Problem/Motivation
If you didn't do the extra work to add fields as Base fields (who does on most projects?) then it results in N number of select queries to retrieve the data. Even when these fields have a cardinality of 1.
SqlContentEntityStorage::loadFromDedicatedTables
I was building a Performance test for a client project and it immediately jumped out at me that all the fields on the user were adding their own dedicated select query. In my case, this was on a user account. But it could just easily be on a node or some other entity. In many, many cases those fields are all single cardinality. So instead of N number of select queries, we could do a single (albeit potentially nasty) JOIN and retrieve all the field data for those in a single query instead of round tripping in a foreach for each of the fields.
Steps to reproduce
The SQL looks like:
'SELECT "t".* FROM "user__field_field1 "t" WHERE ("entity_id" IN (2)) AND ("deleted" = 0) AND ("langcode" IN ("en", "und", "zxx")) ORDER BY "delta" ASC'
'SELECT "t".* FROM "user__field_field2" "t" WHERE ("entity_id" IN (2)) AND ("deleted" = 0) AND ("langcode" IN ("en", "und", "zxx")) ORDER BY "delta" ASC'
'SELECT "t".* FROM "user__field_field3" "t" WHERE ("entity_id" IN (2)) AND ("deleted" = 0) AND ("langcode" IN ("en", "und", "zxx")) ORDER BY "delta" ASC'
'SELECT "t".* FROM "user__field_field4" "t" WHERE ("entity_id" IN (2)) AND ("deleted" = 0) AND ("langcode" IN ("en", "und", "zxx")) ORDER BY "delta" ASC'
'SELECT "t".* FROM "user__field_field5" "t" WHERE ("entity_id" IN (2)) AND ("deleted" = 0) AND ("langcode" IN ("en", "und", "zxx")) ORDER BY "delta" ASC'
'SELECT "t".* FROM "user__field_field6" "t" WHERE ("entity_id" IN (2)) AND ("deleted" = 0) AND ("langcode" IN ("en", "und", "zxx")) ORDER BY "delta" ASC'
The resulting UNION SQL would look something like the following if we needed to handle ALL the things. But if we only looked at cardinality 1 fields, scroll lower for a cleaner approach.
SELECT
'field1' as field_name,
t1.*
FROM "user__field_field1" t1
WHERE t1."entity_id" IN (2)
AND t1."deleted" = 0
AND t1."langcode" IN ('en', 'und', 'zxx')
UNION ALL
SELECT
'field2' as field_name,
t2.*
FROM "user__field_field2" t2
WHERE t2."entity_id" IN (2)
AND t2."deleted" = 0
AND t2."langcode" IN ('en', 'und', 'zxx')
UNION ALL
SELECT
'field3' as field_name,
t3.*
FROM "user__field_field3" t3
WHERE t3."entity_id" IN (2)
AND t3."deleted" = 0
AND t3."langcode" IN ('en', 'und', 'zxx')
UNION ALL
SELECT
'field4' as field_name,
t4.*
FROM "user__field_field4" t4
WHERE t4."entity_id" IN (2)
AND t4."deleted" = 0
AND t4."langcode" IN ('en', 'und', 'zxx')
UNION ALL
SELECT
'field5' as field_name,
t5.*
FROM "user__field_field5" t5
WHERE t5."entity_id" IN (2)
AND t5."deleted" = 0
AND t5."langcode" IN ('en', 'und', 'zxx')
UNION ALL
SELECT
'field6' as field_name,
t6.*
FROM "user__field_field6" t6
WHERE t6."entity_id" IN (2)
AND t6."deleted" = 0
AND t6."langcode" IN ('en', 'und', 'zxx')

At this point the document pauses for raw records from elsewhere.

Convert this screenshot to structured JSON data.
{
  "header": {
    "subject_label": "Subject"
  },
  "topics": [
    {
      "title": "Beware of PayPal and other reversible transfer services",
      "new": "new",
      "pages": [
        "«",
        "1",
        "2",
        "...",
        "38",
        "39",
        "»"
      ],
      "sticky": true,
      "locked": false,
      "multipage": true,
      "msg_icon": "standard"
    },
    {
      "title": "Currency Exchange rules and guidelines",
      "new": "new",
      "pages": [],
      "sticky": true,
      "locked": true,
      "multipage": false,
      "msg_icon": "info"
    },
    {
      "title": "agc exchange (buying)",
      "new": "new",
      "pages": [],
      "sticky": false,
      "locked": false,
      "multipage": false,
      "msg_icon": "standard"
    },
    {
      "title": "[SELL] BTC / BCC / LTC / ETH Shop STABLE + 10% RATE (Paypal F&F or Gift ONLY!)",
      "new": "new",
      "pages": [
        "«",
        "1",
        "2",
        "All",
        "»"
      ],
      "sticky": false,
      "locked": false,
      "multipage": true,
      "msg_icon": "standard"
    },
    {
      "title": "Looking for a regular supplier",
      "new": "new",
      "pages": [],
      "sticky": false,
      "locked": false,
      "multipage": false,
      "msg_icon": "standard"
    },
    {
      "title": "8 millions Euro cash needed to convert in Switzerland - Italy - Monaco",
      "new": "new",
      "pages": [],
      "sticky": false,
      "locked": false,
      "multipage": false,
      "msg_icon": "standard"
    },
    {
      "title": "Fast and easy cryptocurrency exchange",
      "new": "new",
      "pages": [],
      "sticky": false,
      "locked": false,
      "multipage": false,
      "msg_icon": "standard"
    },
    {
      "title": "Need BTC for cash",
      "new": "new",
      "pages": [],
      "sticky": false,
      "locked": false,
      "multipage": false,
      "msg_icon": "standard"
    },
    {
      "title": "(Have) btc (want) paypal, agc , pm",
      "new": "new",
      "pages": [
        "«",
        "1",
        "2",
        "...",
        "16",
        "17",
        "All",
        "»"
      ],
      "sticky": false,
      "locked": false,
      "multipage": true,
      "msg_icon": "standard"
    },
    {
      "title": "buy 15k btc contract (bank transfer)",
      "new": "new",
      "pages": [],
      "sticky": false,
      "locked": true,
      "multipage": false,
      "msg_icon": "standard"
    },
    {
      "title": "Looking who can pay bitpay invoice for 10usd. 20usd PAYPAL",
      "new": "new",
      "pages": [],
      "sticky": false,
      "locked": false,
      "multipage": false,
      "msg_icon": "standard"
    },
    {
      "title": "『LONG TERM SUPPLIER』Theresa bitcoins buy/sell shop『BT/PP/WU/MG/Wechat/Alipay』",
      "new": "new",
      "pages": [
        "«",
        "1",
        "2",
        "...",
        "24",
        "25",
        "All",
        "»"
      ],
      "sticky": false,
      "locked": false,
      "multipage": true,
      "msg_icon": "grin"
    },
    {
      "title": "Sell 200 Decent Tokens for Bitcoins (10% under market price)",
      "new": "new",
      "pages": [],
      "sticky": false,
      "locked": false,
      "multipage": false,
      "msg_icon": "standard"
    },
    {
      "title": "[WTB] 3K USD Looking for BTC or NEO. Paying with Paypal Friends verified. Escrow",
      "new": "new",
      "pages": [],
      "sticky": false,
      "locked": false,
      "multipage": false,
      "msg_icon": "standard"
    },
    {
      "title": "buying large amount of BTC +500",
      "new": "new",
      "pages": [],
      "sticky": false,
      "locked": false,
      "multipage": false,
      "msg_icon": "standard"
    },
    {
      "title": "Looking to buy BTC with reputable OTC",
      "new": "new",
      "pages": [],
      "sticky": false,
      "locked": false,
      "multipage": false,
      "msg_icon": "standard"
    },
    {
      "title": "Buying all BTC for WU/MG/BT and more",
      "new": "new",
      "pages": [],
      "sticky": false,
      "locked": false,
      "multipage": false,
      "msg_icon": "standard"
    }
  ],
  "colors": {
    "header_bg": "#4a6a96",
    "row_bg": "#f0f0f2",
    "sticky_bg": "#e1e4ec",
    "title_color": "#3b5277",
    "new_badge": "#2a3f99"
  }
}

ORDER BY field_name, delta ASC
The better aproach, to only pull back cardinality 1 field values. The rest could be done as a union all or the current individual selects.
SELECT
t1.bundle,
t1.deleted,
t1.entity_id,
t1.revision_id,
t1.langcode,
t1.delta,
t1.field_field1,
t2.field_field2,
t3.field_field3,
t4.field_field4,
t5.field_field5,
t6.field_field6
FROM "user__field_field1" t1
LEFT JOIN "user__field_field2" t2
ON t1.entity_id = t2.entity_id AND t2.deleted = 0 AND t2.langcode IN ('en', 'und', 'zxx')
LEFT JOIN "user__field_field3" t3
ON t1.entity_id = t3.entity_id AND t3.deleted = 0 AND t3.langcode IN ('en', 'und', 'zxx')

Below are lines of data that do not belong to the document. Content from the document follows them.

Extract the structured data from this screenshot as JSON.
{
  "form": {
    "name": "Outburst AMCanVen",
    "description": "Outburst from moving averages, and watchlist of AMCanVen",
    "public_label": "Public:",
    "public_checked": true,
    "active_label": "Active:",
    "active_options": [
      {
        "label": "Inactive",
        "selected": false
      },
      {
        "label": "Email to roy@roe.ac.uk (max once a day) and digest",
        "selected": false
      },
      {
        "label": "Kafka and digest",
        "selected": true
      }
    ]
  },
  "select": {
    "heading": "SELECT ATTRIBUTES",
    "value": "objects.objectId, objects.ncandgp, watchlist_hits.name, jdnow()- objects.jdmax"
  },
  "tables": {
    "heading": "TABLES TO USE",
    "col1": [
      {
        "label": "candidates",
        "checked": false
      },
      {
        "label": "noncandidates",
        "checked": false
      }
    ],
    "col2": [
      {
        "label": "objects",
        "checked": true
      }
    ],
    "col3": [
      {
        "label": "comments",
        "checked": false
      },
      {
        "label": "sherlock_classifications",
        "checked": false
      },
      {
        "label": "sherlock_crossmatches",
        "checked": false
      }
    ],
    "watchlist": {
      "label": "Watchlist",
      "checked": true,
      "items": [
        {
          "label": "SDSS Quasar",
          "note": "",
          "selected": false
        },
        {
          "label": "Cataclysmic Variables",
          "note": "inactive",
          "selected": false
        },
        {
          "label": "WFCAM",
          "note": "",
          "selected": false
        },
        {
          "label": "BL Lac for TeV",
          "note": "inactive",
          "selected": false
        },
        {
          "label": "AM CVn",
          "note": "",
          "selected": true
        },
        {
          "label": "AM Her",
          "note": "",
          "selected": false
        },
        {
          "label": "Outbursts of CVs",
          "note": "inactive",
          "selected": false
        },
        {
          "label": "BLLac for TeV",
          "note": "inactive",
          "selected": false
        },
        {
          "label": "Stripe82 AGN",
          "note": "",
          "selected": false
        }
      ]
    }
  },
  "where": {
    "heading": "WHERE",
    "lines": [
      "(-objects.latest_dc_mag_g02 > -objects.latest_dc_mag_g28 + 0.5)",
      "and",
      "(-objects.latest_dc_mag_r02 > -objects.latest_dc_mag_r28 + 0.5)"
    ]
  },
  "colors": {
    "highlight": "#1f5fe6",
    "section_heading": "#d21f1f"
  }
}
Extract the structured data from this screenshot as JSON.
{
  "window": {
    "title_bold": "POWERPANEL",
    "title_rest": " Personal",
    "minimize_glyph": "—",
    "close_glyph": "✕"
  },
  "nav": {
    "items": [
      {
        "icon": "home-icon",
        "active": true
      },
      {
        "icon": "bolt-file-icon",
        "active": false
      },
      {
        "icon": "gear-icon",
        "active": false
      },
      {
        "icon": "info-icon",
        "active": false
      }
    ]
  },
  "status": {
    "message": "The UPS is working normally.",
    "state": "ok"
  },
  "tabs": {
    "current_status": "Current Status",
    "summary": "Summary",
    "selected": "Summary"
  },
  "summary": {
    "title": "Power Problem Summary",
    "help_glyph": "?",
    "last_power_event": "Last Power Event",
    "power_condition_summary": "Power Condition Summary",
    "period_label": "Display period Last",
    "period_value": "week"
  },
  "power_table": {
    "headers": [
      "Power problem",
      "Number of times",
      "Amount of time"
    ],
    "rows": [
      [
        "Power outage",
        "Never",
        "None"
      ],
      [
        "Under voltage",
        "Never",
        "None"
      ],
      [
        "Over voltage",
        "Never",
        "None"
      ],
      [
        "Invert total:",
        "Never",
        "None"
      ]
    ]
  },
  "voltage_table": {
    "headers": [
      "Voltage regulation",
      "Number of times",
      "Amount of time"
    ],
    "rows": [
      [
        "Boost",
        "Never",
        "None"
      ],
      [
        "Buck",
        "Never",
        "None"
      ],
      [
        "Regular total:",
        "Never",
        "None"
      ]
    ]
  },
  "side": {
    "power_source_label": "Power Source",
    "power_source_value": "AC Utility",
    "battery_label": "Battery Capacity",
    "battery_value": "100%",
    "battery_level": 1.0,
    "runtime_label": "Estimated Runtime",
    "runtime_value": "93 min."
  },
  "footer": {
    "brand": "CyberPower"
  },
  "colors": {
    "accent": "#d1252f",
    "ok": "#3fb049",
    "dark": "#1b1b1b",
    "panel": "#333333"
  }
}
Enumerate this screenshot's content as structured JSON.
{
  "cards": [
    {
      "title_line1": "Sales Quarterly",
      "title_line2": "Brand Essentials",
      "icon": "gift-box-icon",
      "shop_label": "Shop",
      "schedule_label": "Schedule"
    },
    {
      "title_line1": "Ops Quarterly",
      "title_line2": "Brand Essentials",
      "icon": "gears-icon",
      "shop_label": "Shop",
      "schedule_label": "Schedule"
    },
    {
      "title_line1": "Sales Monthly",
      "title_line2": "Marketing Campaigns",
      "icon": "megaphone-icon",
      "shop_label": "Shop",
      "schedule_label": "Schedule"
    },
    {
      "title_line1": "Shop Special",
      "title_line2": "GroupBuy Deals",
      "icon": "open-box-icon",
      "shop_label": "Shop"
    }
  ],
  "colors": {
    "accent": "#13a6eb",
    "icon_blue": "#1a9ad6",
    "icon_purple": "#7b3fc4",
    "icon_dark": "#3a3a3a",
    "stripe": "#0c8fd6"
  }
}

LEFT JOIN "user__field_field4" t4
ON t1.entity_id = t4.entity_id AND t4.deleted = 0 AND t4.langcode IN ('en', 'und', 'zxx')

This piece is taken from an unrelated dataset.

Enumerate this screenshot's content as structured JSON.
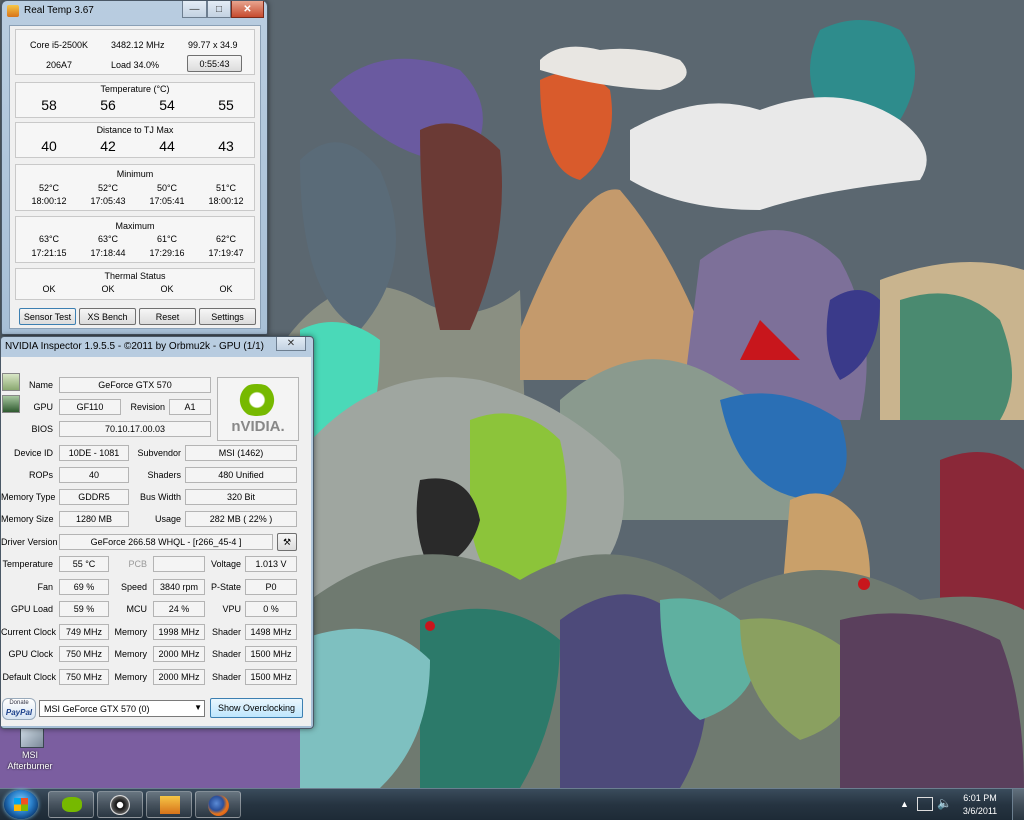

LEFT JOIN "user__field_field5" t5
ON t1.entity_id = t5.entity_id AND t5.deleted = 0 AND t5.langcode IN ('en', 'und', 'zxx')
LEFT JOIN "user__field_field6" t6
ON t1.entity_id = t6.entity_id AND t6.deleted = 0 AND t6.langcode IN ('en', 'und', 'zxx')
WHERE t1.entity_id = 2
AND t1.deleted = 0
AND t1.langcode IN ('en', 'und', 'zxx')
Which would have an example result set of:
+--------+---------+-----------+-------------+----------+-------+--------------+--------------+--------------+--------------+--------------+--------------+
| bundle | deleted | entity_id | revision_id | langcode | delta | field_field1 | field_field2 | field_field3 | field_field4 | field_field5 | field_field6 |
+--------+---------+-----------+-------------+----------+-------+--------------+--------------+--------------+--------------+--------------+--------------+
| user | 0 | 2 | 10 | en | 0 | john@ex.com | 555-1234 | New York | Admin | 2024-01-15 | Active |
+--------+---------+-----------+-------------+----------+-------+--------------+--------------+--------------+--------------+--------------+--------------+
Proposed resolution
Instead of running a database query for every single-cardinality field table, run a single query that joins all the field tables.
Screenshots of improvements
Unpatched

With Patch

Unpatched

With Patch

Remaining tasks
User interface changes
Introduced terminology
API changes
Data model changes
Release notes snippet
| Comment | File | Size | Author |
|---|---|---|---|
| #46 | withpatch.png | 17.71 KB | nicxvan |
| #46 | unpatched.png | 8.18 KB | nicxvan |
| #46 | executeWithPatch.png | 192.97 KB | nicxvan |
| #46 | executeWithoutPatch.png | 190.99 KB | nicxvan |
Issue fork drupal-3551308
Show commands
Start within a Git clone of the project using the version control instructions.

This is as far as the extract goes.